Perhaps the most unusual aspects of Force are its components and its subject matter. It would be hard to recall a game which intends to cover three such widely disparate, and massive, subjects as does Force. There are three, separate games in the ziplock, each using the same system: “Alexander the Great”, “The Hordes of Genghis Khan”, and “Reconquista” (Christians vs Moors in Spain). It isn’t bad enough that these are subjects calling for completely different insights, but the scale for each ranges from 10 years in Alex, 220 years with the Khan, to 7 centuries up and down the peninsula. And while each of them has its own map, pretty much everything else is the same.
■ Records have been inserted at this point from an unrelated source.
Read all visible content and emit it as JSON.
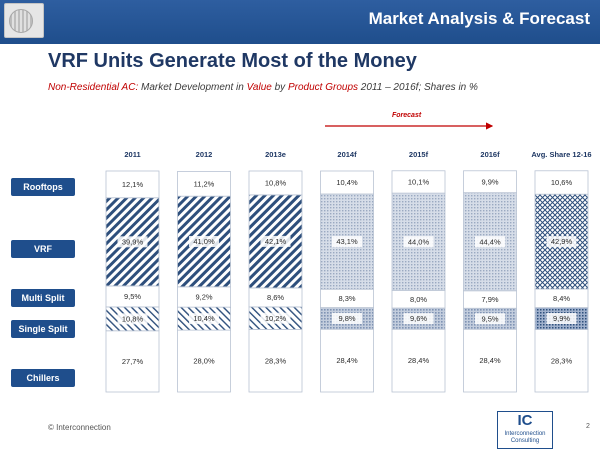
{
  "header": {
    "title": "Market Analysis & Forecast"
  },
  "page": {
    "title": "VRF Units Generate Most of the Money",
    "subtitle_parts": [
      {
        "text": "Non-Residential AC:",
        "style": "red"
      },
      {
        "text": " Market Development in ",
        "style": "plain"
      },
      {
        "text": "Value",
        "style": "red"
      },
      {
        "text": " by ",
        "style": "plain"
      },
      {
        "text": "Product Groups",
        "style": "red"
      },
      {
        "text": "  2011 – 2016f; Shares in %",
        "style": "plain"
      }
    ],
    "forecast_label": "Forecast",
    "copyright": "© Interconnection",
    "page_number": "2",
    "logo": {
      "mark": "IC",
      "line1": "Interconnection",
      "line2": "Consulting"
    }
  },
  "chart_data": {
    "type": "bar",
    "stacked": true,
    "percent": true,
    "categories": [
      "2011",
      "2012",
      "2013e",
      "2014f",
      "2015f",
      "2016f",
      "Avg. Share 12-16"
    ],
    "series": [
      {
        "name": "Chillers",
        "values": [
          27.7,
          28.0,
          28.3,
          28.4,
          28.4,
          28.4,
          28.3
        ],
        "labels": [
          "27,7%",
          "28,0%",
          "28,3%",
          "28,4%",
          "28,4%",
          "28,4%",
          "28,3%"
        ]
      },
      {
        "name": "Single Split",
        "values": [
          10.8,
          10.4,
          10.2,
          9.8,
          9.6,
          9.5,
          9.9
        ],
        "labels": [
          "10,8%",
          "10,4%",
          "10,2%",
          "9,8%",
          "9,6%",
          "9,5%",
          "9,9%"
        ]
      },
      {
        "name": "Multi Split",
        "values": [
          9.5,
          9.2,
          8.6,
          8.3,
          8.0,
          7.9,
          8.4
        ],
        "labels": [
          "9,5%",
          "9,2%",
          "8,6%",
          "8,3%",
          "8,0%",
          "7,9%",
          "8,4%"
        ]
      },
      {
        "name": "VRF",
        "values": [
          39.9,
          41.0,
          42.1,
          43.1,
          44.0,
          44.4,
          42.9
        ],
        "labels": [
          "39,9%",
          "41,0%",
          "42,1%",
          "43,1%",
          "44,0%",
          "44,4%",
          "42,9%"
        ]
      },
      {
        "name": "Rooftops",
        "values": [
          12.1,
          11.2,
          10.8,
          10.4,
          10.1,
          9.9,
          10.6
        ],
        "labels": [
          "12,1%",
          "11,2%",
          "10,8%",
          "10,4%",
          "10,1%",
          "9,9%",
          "10,6%"
        ]
      }
    ],
    "legend_order_top_to_bottom": [
      "Rooftops",
      "VRF",
      "Multi Split",
      "Single Split",
      "Chillers"
    ],
    "forecast_from": "2014f",
    "ylim": [
      0,
      100
    ],
    "colors": {
      "accent": "#1f4e8c",
      "forecast": "#c00000",
      "forecast_fill": "#c9d3e1",
      "history_stripe": "#2e4f7c"
    }
  }
}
And a pretty unusual symmetry there is. The three, rather small, but laminated, maps use 1” hexes, with lots of green, blue and brown. While the fonts used are interesting, the cartographic approach would embarrass Perry Moore. … maybe even Joe Miranda. There are a handful of neat-o charts, tables, set-up cards, etc., but it’s the playing pieces that catch your eye (or nail). The main forces are represented by what I could best call “stand-up poker chips”, each with a letter and a number (for identification). And for keeping track - on those charts - what those “chips” represent are 100 stamped out, iron squares of some weight. One assumes that, if you find Force of minimal amusement, you can always use them to hold down all those anorexic Cedar Creek counters on the map. This is easily the heaviest ziplock game in memory.

Even more surprising is that, while the games do have their massively goofy and ahistorical moments (mainly in Reconquista), the system is not without its charms. The Sequence of Play is expressed as a Flow Chart (a rather nice idea the rest of us ought to “borrow”), even as the mechanic is Igo-Hugo. To move your units you roll the die, divide that among all (!!) your units), to which you add leader ratings. This does tend to keep operations to a minimum, but it does recreate spurts of activity nicely.

Combat is in hex and always voluntary. That’s the straight stuff. The kicker is, either player may declare an attack at any time during play, producing some really interesting moves and not a little tension. Combat, itself, is surprisingly sophisticated and interesting, given the rather ingenuous look of the game. It resolved by comparing Force Effectiveness, which is achieved by cross-referencing Troop and Leadership Quality, and using that comparison to select the column under which the odds apply. Losses apply to both sides and are either retreats or step losses.

What does lack sophistication are the scenarios, which give generic history a bad name. Not that they aren’t fun; it’s just that the only resemblance they bear to the title is in the name. We played Reconquista with virtually none of the initial Arab impact; it was more like a castle trading exercise, albeit one that was some fun.

I hesitate to recommend Force outright, as its simplistic historical approach may turn off many. However, it does contain some very creative mechanics, covers at least two topics of which we’ve seen priceless little … and it has all that iron.

CAPSULE COMMENTS:


Interesting; systematically creative if rather simplistic historically.

from TRIUMPH GAME COMPANY
Three 11” x 17” maps; 24 plastic Playing pieces; 100 metal markers; Rules Folder; Scenario Folder; 2 Force data charts; 1 Player Aid Chart; ziplocked. TGC, 10226 Cardinal Drive, Orrstown PA 17244. $?